Even the ability to grow fimbriae spreads in this way. E. coli grows pili on the F plasmid in the body. E. coli, which can produce fimbriae, conjugates with bacteria that do not have this ability, and transfers one strand of the double-stranded F plasmid to another bacteria through the pilus channel to synthesize complementary chains. In this way, the bacteria on the receiving side can also grow fimbriae and turn around to become a new supplier.

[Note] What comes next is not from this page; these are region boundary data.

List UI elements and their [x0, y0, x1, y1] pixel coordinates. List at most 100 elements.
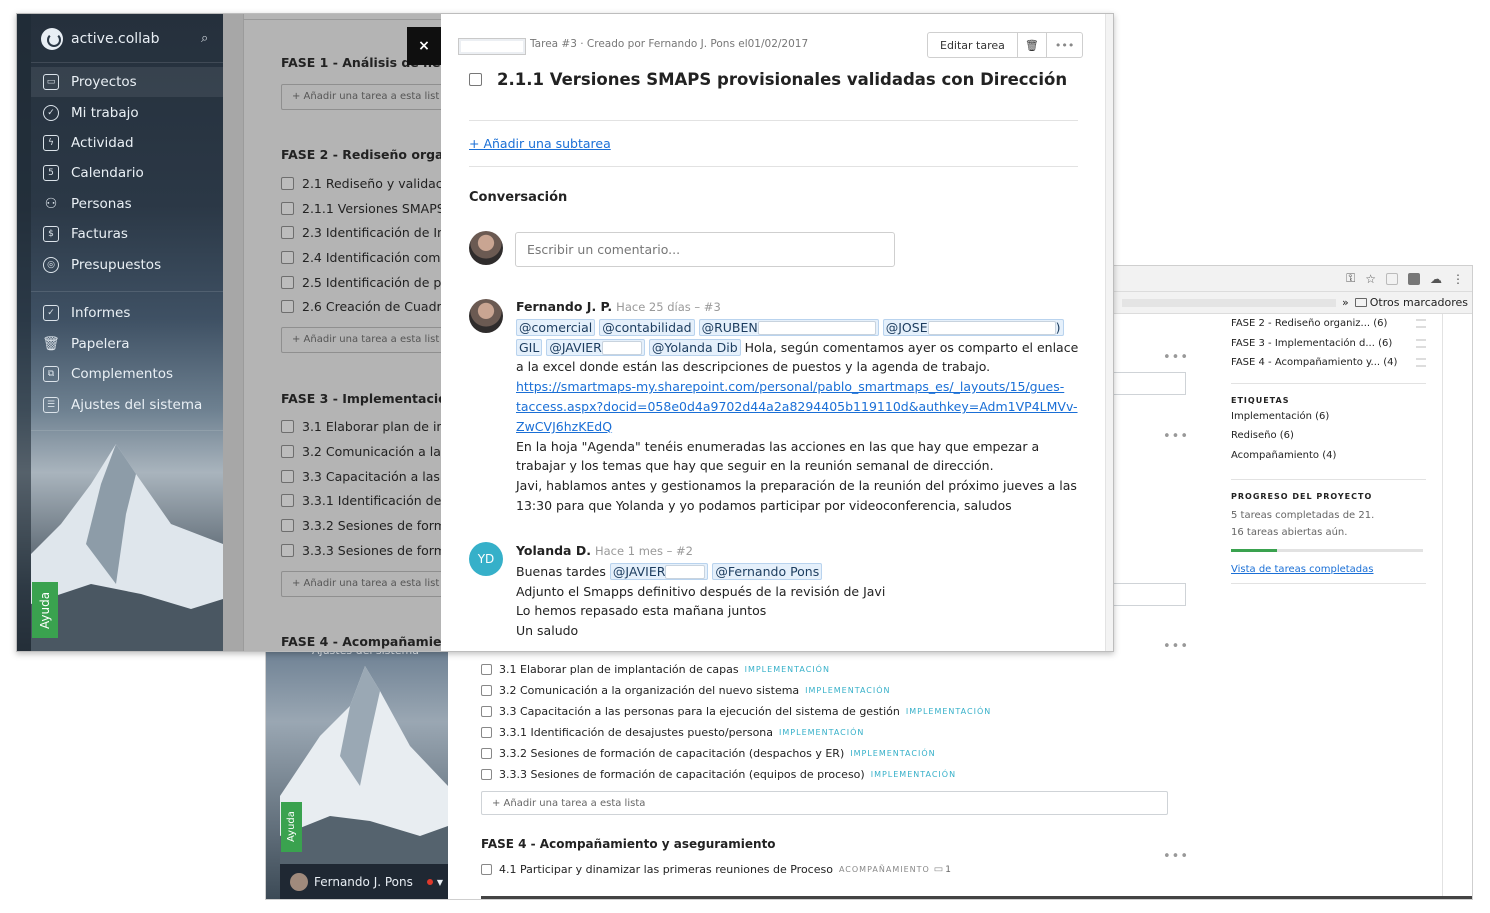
- sidebar-item-invoices[interactable]: $ Facturas: [31, 219, 223, 249]
- checkbox[interactable]: [281, 276, 294, 289]
- tag-label[interactable]: Implementación: [871, 770, 956, 779]
- sidebar-item-calendar[interactable]: 5 Calendario: [31, 158, 223, 188]
- list-item[interactable]: 2.5 Identificación de pr: [281, 275, 446, 290]
- sidebar-item-estimates[interactable]: ◎ Presupuestos: [31, 250, 223, 280]
- add-task-input[interactable]: + Añadir una tarea a esta lista: [481, 791, 1168, 815]
- checkbox[interactable]: [281, 420, 294, 433]
- list-item[interactable]: 2.3 Identificación de In: [281, 225, 445, 240]
- checkbox[interactable]: [481, 685, 492, 696]
- list-item[interactable]: 3.2 Comunicación a la organización del n…: [481, 680, 1201, 701]
- cloud-icon[interactable]: ☁: [1430, 272, 1442, 286]
- mention[interactable]: @JAVIER: [546, 338, 645, 356]
- sidebar-item-settings[interactable]: ☰ Ajustes del sistema: [31, 390, 223, 420]
- star-icon[interactable]: ☆: [1365, 272, 1376, 286]
- close-button[interactable]: ×: [407, 27, 441, 65]
- help-button[interactable]: Ayuda: [281, 802, 302, 852]
- label-filter[interactable]: Acompañamiento (4): [1231, 450, 1426, 470]
- more-options-icon[interactable]: •••: [1163, 429, 1189, 444]
- search-icon[interactable]: ⌕: [201, 31, 208, 46]
- key-icon[interactable]: ⚿: [1346, 271, 1355, 286]
- comment-time[interactable]: Hace 25 días – #3: [616, 300, 721, 314]
- add-task-input[interactable]: + Añadir una tarea a esta list: [281, 327, 451, 353]
- list-item[interactable]: 2.1.1 Versiones SMAPS: [281, 201, 445, 216]
- list-link[interactable]: FASE 2 - Rediseño organiz... (6): [1231, 314, 1426, 334]
- mention[interactable]: @RUBEN: [698, 318, 879, 336]
- list-item[interactable]: 4.1 Participar y dinamizar las primeras …: [481, 859, 1201, 880]
- mention[interactable]: @Fernando Pons: [712, 562, 823, 580]
- other-bookmarks[interactable]: Otros marcadores: [1370, 296, 1472, 309]
- extension-icon[interactable]: [1408, 272, 1420, 285]
- comment-author[interactable]: Yolanda D.: [516, 543, 591, 558]
- mention[interactable]: GIL: [516, 338, 543, 356]
- checkbox[interactable]: [281, 177, 294, 190]
- extension-icon[interactable]: [1386, 272, 1398, 285]
- tag-label[interactable]: Implementación: [906, 707, 991, 716]
- shared-link[interactable]: https://smartmaps-my.sharepoint.com/pers…: [516, 379, 1064, 394]
- task-complete-checkbox[interactable]: [469, 73, 482, 86]
- list-item[interactable]: 3.3.2 Sesiones de form: [281, 518, 446, 533]
- chevron-right-icon[interactable]: »: [1342, 296, 1349, 309]
- comment-author[interactable]: Fernando J. P.: [516, 299, 612, 314]
- mention[interactable]: @comercial: [516, 318, 596, 336]
- checkbox[interactable]: [481, 769, 492, 780]
- add-task-input[interactable]: + Añadir una tarea a esta list: [281, 571, 451, 597]
- user-menu[interactable]: Fernando J. Pons ▼: [280, 864, 448, 899]
- list-item[interactable]: 2.6 Creación de Cuadro: [281, 299, 449, 314]
- list-item[interactable]: 3.3.1 Identificación de: [281, 493, 441, 508]
- checkbox[interactable]: [281, 470, 294, 483]
- sidebar-item-trash[interactable]: 🗑 Papelera: [31, 329, 223, 359]
- list-item[interactable]: 2.1 Rediseño y validació: [281, 176, 454, 191]
- tag-label[interactable]: Acompañamiento: [839, 865, 930, 874]
- scrollbar[interactable]: [1442, 314, 1443, 899]
- checkbox[interactable]: [281, 445, 294, 458]
- checkbox[interactable]: [281, 202, 294, 215]
- app-logo[interactable]: active.collab: [41, 28, 160, 50]
- label-filter[interactable]: Implementación (6): [1231, 411, 1426, 431]
- sidebar-item-projects[interactable]: ▭ Proyectos: [31, 67, 223, 97]
- checkbox[interactable]: [481, 706, 492, 717]
- more-options-icon[interactable]: •••: [1047, 33, 1082, 57]
- shared-link[interactable]: ZwCVJ6hzKEdQ: [516, 419, 612, 434]
- sidebar-item-addons[interactable]: ⧉ Complementos: [31, 359, 223, 389]
- list-link[interactable]: FASE 4 - Acompañamiento y... (4): [1231, 353, 1426, 373]
- completed-tasks-link[interactable]: Vista de tareas completadas: [1231, 564, 1426, 575]
- sidebar-item-people[interactable]: ⚇ Personas: [31, 189, 223, 219]
- shared-link[interactable]: taccess.aspx?docid=058e0d4a9702d44a2a829…: [516, 399, 1078, 414]
- checkbox[interactable]: [481, 864, 492, 875]
- list-item[interactable]: 3.3.3 Sesiones de formación de capacitac…: [481, 764, 1201, 785]
- list-item[interactable]: 3.1 Elaborar plan de im: [281, 419, 449, 434]
- mention[interactable]: @JAVIER: [609, 562, 709, 580]
- tag-label[interactable]: Implementación: [745, 665, 830, 674]
- checkbox[interactable]: [481, 748, 492, 759]
- trash-icon[interactable]: 🗑: [1018, 33, 1047, 57]
- add-subtask-link[interactable]: + Añadir una subtarea: [469, 136, 611, 151]
- add-task-input[interactable]: + Añadir una tarea a esta list: [281, 84, 451, 110]
- tag-label[interactable]: Implementación: [805, 686, 890, 695]
- mention[interactable]: @JOSE): [882, 318, 1064, 336]
- mention[interactable]: @contabilidad: [599, 318, 695, 336]
- checkbox[interactable]: [281, 300, 294, 313]
- mention[interactable]: @Yolanda Dib: [648, 338, 741, 356]
- list-item[interactable]: 3.3 Capacitación a las p: [281, 469, 452, 484]
- checkbox[interactable]: [281, 226, 294, 239]
- list-item[interactable]: 3.3.1 Identificación de desajustes puest…: [481, 722, 1201, 743]
- sidebar-item-reports[interactable]: ✓ Informes: [31, 298, 223, 328]
- sidebar-item-activity[interactable]: ϟ Actividad: [31, 128, 223, 158]
- drag-handle-icon[interactable]: [1416, 338, 1426, 348]
- checkbox[interactable]: [281, 519, 294, 532]
- comment-input[interactable]: Escribir un comentario...: [515, 232, 895, 267]
- menu-icon[interactable]: ⋮: [1452, 272, 1464, 286]
- checkbox[interactable]: [281, 544, 294, 557]
- list-item[interactable]: 2.4 Identificación comp: [281, 250, 448, 265]
- more-options-icon[interactable]: •••: [1163, 350, 1189, 365]
- list-item[interactable]: 3.1 Elaborar plan de implantación de cap…: [481, 659, 1201, 680]
- drag-handle-icon[interactable]: [1416, 319, 1426, 329]
- checkbox[interactable]: [281, 251, 294, 264]
- comment-time[interactable]: Hace 1 mes – #2: [595, 544, 693, 558]
- tag-label[interactable]: Implementación: [779, 728, 864, 737]
- checkbox[interactable]: [281, 494, 294, 507]
- list-item[interactable]: 3.3 Capacitación a las personas para la …: [481, 701, 1201, 722]
- label-filter[interactable]: Rediseño (6): [1231, 430, 1426, 450]
- list-link[interactable]: FASE 3 - Implementación d... (6): [1231, 334, 1426, 354]
- scrollbar[interactable]: [1105, 14, 1113, 651]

However, it is worrying that there are a large number of antibiotic resistance genes transferred through the pili channel, in addition to the genes related to the formation of fimbriae. Scientists soon realized that in this way, bacteria can "take" the resistance genes of other bacteria as their own, helping them avoid being attacked by antibiotics. This has also become the main reason for the widespread spread and persistence of drug resistance in bacteria.

Search for the "body" of a companion.

For bacteria, conjugation is not even the only way to get DNA: in addition to obtaining DNA from living partners, they can also "plunder" the "corpses" of other bacteria in vitro.

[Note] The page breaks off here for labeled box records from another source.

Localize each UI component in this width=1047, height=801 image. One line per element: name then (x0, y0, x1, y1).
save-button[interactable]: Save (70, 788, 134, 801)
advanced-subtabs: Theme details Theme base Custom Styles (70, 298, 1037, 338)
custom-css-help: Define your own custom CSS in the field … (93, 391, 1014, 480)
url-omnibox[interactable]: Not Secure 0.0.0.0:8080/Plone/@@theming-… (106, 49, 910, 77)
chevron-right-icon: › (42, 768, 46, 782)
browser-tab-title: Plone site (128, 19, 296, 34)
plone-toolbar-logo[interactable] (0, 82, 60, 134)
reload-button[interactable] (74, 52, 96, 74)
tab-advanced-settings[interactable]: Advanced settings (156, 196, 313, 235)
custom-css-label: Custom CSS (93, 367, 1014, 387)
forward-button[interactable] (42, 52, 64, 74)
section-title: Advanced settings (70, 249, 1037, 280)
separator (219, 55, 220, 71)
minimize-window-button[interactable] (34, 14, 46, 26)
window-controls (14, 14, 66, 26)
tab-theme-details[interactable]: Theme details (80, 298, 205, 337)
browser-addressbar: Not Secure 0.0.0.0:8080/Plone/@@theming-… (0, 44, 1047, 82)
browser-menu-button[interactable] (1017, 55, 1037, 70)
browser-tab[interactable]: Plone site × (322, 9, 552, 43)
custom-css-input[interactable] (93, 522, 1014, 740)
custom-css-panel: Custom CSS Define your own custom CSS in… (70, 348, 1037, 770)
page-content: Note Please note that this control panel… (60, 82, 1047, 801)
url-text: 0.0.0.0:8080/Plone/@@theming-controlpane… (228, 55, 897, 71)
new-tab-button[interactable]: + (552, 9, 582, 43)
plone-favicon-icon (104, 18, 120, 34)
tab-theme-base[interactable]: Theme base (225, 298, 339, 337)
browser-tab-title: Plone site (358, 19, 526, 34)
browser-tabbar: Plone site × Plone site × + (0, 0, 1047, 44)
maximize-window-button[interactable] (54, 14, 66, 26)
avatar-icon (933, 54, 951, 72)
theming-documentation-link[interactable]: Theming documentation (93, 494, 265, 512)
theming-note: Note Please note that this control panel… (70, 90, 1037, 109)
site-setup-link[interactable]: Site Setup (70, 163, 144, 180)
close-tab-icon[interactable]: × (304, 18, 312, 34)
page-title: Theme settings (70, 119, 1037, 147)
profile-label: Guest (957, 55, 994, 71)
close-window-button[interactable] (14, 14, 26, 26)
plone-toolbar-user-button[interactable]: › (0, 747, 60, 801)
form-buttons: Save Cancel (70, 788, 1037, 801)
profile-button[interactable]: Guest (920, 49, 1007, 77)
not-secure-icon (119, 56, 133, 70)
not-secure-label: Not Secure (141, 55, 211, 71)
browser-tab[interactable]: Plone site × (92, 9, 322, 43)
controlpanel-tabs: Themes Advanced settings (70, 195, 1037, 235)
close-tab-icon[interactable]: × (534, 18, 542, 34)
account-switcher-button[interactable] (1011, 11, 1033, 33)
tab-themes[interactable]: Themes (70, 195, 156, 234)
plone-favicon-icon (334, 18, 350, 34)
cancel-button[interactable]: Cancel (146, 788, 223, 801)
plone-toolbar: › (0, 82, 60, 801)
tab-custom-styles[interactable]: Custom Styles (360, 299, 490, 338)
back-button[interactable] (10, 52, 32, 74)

When bacteria die, they split apart and release their DNA, which becomes a "treasure" for other bacteria. In 2018, researchers at Indiana University recorded Vibrio cholerae (Vibrio cholerae) protruding fimbriae, catching a piece of DNA and bringing it back into the body.

The fimbriae is an extremely fine structure, only 1/10000 of the thickness of the hair. To see these subtle structures, the researchers developed a unique dye that helps bacteria "dye their fimbriae green". Under a microscope, the green fimbriae look like tentacles, grabbing the red DNA and dragging it back into the body. "it's like piercing a needle and thread." Courtney Ellison, lead author of the study, said it was estimated that the hole DNA passed through might be only 7-8nm in diameter, while the captured DNA was about 50nm long. "if it weren't for these fimbriae, the chances of DNA entering the bacteria naturally through this hole would be minimal."

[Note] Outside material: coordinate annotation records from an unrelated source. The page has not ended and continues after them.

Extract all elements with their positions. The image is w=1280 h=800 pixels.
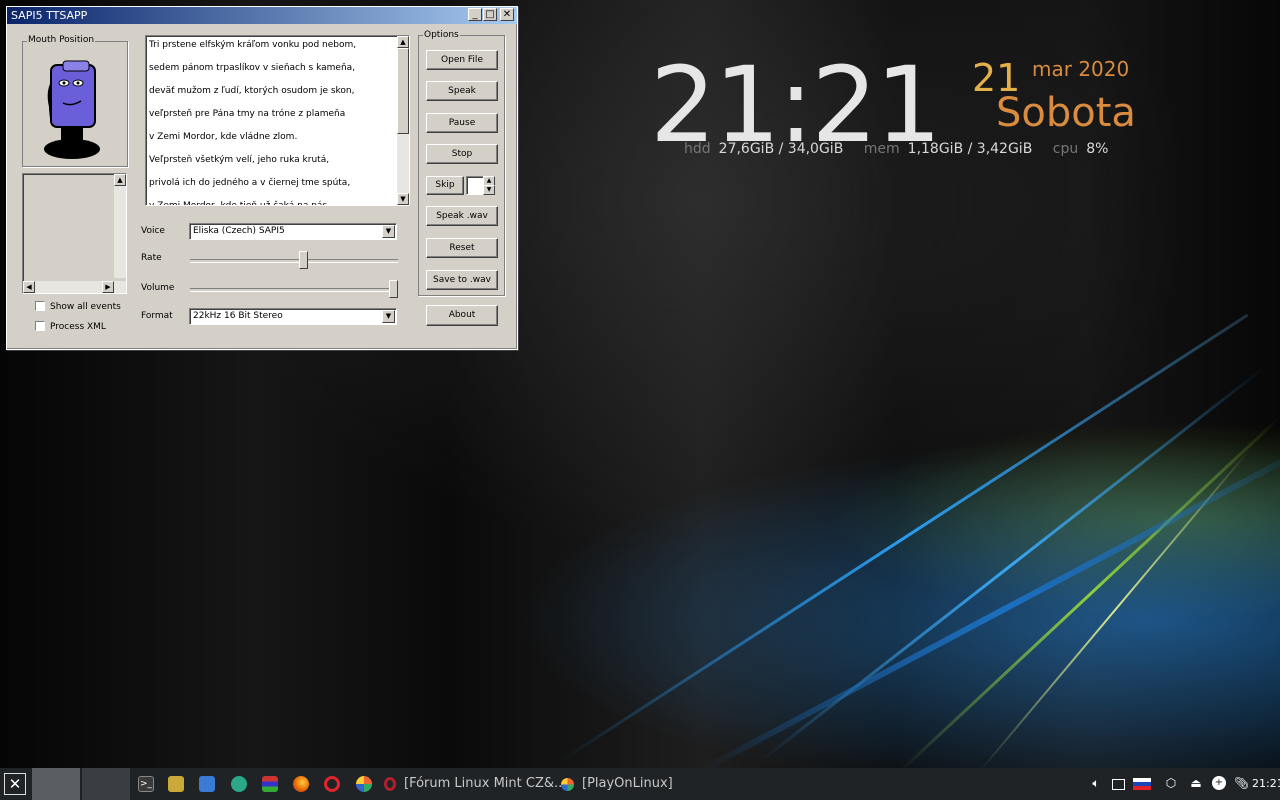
taskbar: ✕ >_ [Fórum Linux Mint CZ&... [PlayOnLin… [0,768,1280,800]
about-button[interactable]: About [426,305,498,326]
opera-task-icon [384,777,396,791]
terminal-icon[interactable]: >_ [138,776,154,792]
task-forum[interactable]: [Fórum Linux Mint CZ&... [404,776,566,791]
scroll-down-icon[interactable]: ▼ [397,193,409,205]
workspace-2[interactable] [82,768,130,800]
firefox-icon[interactable] [293,776,309,792]
conky-weekday: Sobota [996,90,1136,136]
save-wav-button[interactable]: Save to .wav [426,270,498,290]
mem-value: 1,18GiB / 3,42GiB [907,141,1033,157]
text-line: v Zemi Mordor, kde vládne zlom. [149,132,298,142]
start-menu-button[interactable]: ✕ [4,773,26,795]
keyboard-layout-icon[interactable] [1133,778,1151,790]
events-list[interactable]: ▲ ◀ ▶ [22,173,127,294]
close-button[interactable]: ✕ [500,8,514,21]
archive-manager-icon[interactable] [262,776,278,792]
show-all-events-checkbox[interactable] [35,301,45,311]
process-xml-label: Process XML [50,322,106,332]
wallpaper-streak [698,439,1280,768]
speak-button[interactable]: Speak [426,81,498,101]
format-select[interactable]: 22kHz 16 Bit Stereo ▼ [189,308,397,325]
title-bar[interactable]: SAPI5 TTSAPP _ □ ✕ [7,7,517,24]
rate-label: Rate [141,253,162,263]
playonlinux-icon[interactable] [356,776,372,792]
rate-slider[interactable] [299,251,309,269]
volume-icon[interactable]: 🔈︎ [1089,776,1103,790]
text-line: deväť mužom z ľudí, ktorých osudom je sk… [149,86,355,96]
stop-button[interactable]: Stop [426,144,498,164]
volume-track [190,288,398,292]
opera-icon[interactable] [324,776,340,792]
volume-label: Volume [141,283,175,293]
skip-button[interactable]: Skip [426,176,464,195]
network-icon[interactable]: ⬡ [1164,776,1178,790]
file-manager-icon[interactable] [168,776,184,792]
voice-select[interactable]: Eliska (Czech) SAPI5 ▼ [189,223,397,240]
mouth-position-label: Mouth Position [27,35,96,45]
format-label: Format [141,311,173,321]
reset-button[interactable]: Reset [426,238,498,258]
skip-count-input[interactable] [466,176,484,195]
scroll-up-icon[interactable]: ▲ [397,36,409,48]
hdd-label: hdd [684,141,711,157]
volume-slider[interactable] [389,280,398,298]
update-manager-icon[interactable] [231,776,247,792]
conky-stats: hdd 27,6GiB / 34,0GiB mem 1,18GiB / 3,42Gi… [684,141,1124,157]
events-scrollbar[interactable]: ▲ [114,174,126,278]
rate-track [190,259,398,263]
text-line: v Zemi Mordor, kde tieň už čaká na nás. [149,201,330,206]
scroll-thumb[interactable] [397,48,409,134]
mem-label: mem [863,141,900,157]
voice-value: Eliska (Czech) SAPI5 [193,226,285,236]
scroll-right-icon[interactable]: ▶ [102,281,114,293]
spin-down-icon[interactable]: ▼ [483,185,495,195]
scroll-up-icon[interactable]: ▲ [114,174,126,186]
workspace-1[interactable] [32,768,80,800]
mouth-avatar [44,60,100,159]
cpu-value: 8% [1086,141,1109,157]
hdd-value: 27,6GiB / 34,0GiB [718,141,844,157]
voice-label: Voice [141,226,165,236]
text-line: Veľprsteň všetkým velí, jeho ruka krutá, [149,155,330,165]
speech-text-area[interactable]: Tri prstene elfským kráľom vonku pod neb… [145,35,410,206]
scroll-left-icon[interactable]: ◀ [23,281,35,293]
playonlinux-task-icon [561,778,574,791]
text-content: Tri prstene elfským kráľom vonku pod neb… [149,37,357,206]
wallpaper-streak [898,415,1280,768]
text-line: privolá ich do jedného a v čiernej tme s… [149,178,351,188]
text-editor-icon[interactable] [199,776,215,792]
cpu-label: cpu [1052,141,1079,157]
format-value: 22kHz 16 Bit Stereo [193,311,283,321]
clipboard-icon[interactable]: 📎︎ [1234,776,1249,790]
maximize-button[interactable]: □ [483,8,497,21]
events-hscrollbar[interactable]: ◀ ▶ [23,281,126,293]
skip-spinner[interactable]: ▲ ▼ [483,176,495,195]
text-scrollbar[interactable]: ▲ ▼ [397,36,409,205]
process-xml-checkbox[interactable] [35,321,45,331]
notifications-icon[interactable] [1112,779,1125,790]
text-line: veľprsteň pre Pána tmy na tróne z plameň… [149,109,346,119]
speak-wav-button[interactable]: Speak .wav [426,206,498,226]
window-title: SAPI5 TTSAPP [11,9,88,22]
update-icon[interactable]: + [1212,776,1226,790]
wallpaper-streak [759,366,1266,763]
ttsapp-window: SAPI5 TTSAPP _ □ ✕ Mouth Position ▲ ◀ ▶ … [6,6,518,350]
open-file-button[interactable]: Open File [426,50,498,70]
pause-button[interactable]: Pause [426,113,498,133]
text-line: Tri prstene elfským kráľom vonku pod neb… [149,40,357,50]
task-playonlinux[interactable]: [PlayOnLinux] [582,776,673,791]
text-line: sedem pánom trpaslíkov v sieňach s kameň… [149,63,356,73]
chevron-down-icon[interactable]: ▼ [382,225,395,238]
show-all-events-label: Show all events [50,302,121,312]
taskbar-clock[interactable]: 21:21 [1252,777,1280,790]
options-label: Options [423,30,460,40]
minimize-button[interactable]: _ [468,8,482,21]
eject-icon[interactable]: ⏏ [1189,776,1203,790]
wallpaper-streak [559,313,1249,763]
conky-month: mar 2020 [1032,57,1130,81]
chevron-down-icon[interactable]: ▼ [382,310,395,323]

Intestinal bacteria aid digestion

Speaking of which, you may think bacteria are scheming. But in fact, these shared behaviors of bacteria are only for better survival, and this is not necessarily all bad news for humans.

However, it is not easy to settle in the human gut and help us digest carbohydrates. To this end, these bacteria must compete with other microbes in the gut for limited resources, including vitamin B12 and related compounds.

Yes, your gut bacteria, like you, need vitamin B12, which plays a key role in bacterial metabolism and protein synthesis. The problem is that most microbes in the gut-including most bacteroides-do not have the ability to synthesize B12 and related compounds on their own, which means they need to prepare an efficient transport system to absorb B12 from the environment.

At this point, sharing between bacteria came in handy: the researchers found that bacteria in the phylum Bacteroides also share genes related to B12 transporters in this way.

B12 transporter

Before officially launching the study, Degennan and his colleagues identified an important transporter responsible for helping intestinal microbes absorb B12. Then Degennan began to think, how did these microbes get the B12 transporter? is this process also related to the binding of bacteria?

To prove this speculation, Degennan and the team will grow bacteria that can absorb B12 and bacteria that cannot, just as Ledberg did more than 70 years ago. After a period of time, bacteria that could not absorb B12 survived and gained the ability to absorb B12.

Similar results were obtained in mice. When the researchers transplanted two kinds of Bacteroides (one that can transport B12 and the other could not) into the intestines of mice, only 5-9 days later, the genes of the former "jumped" into the latter. "it's like two people [with different hair colors] had sex, and now they all have red hair." Degennan said.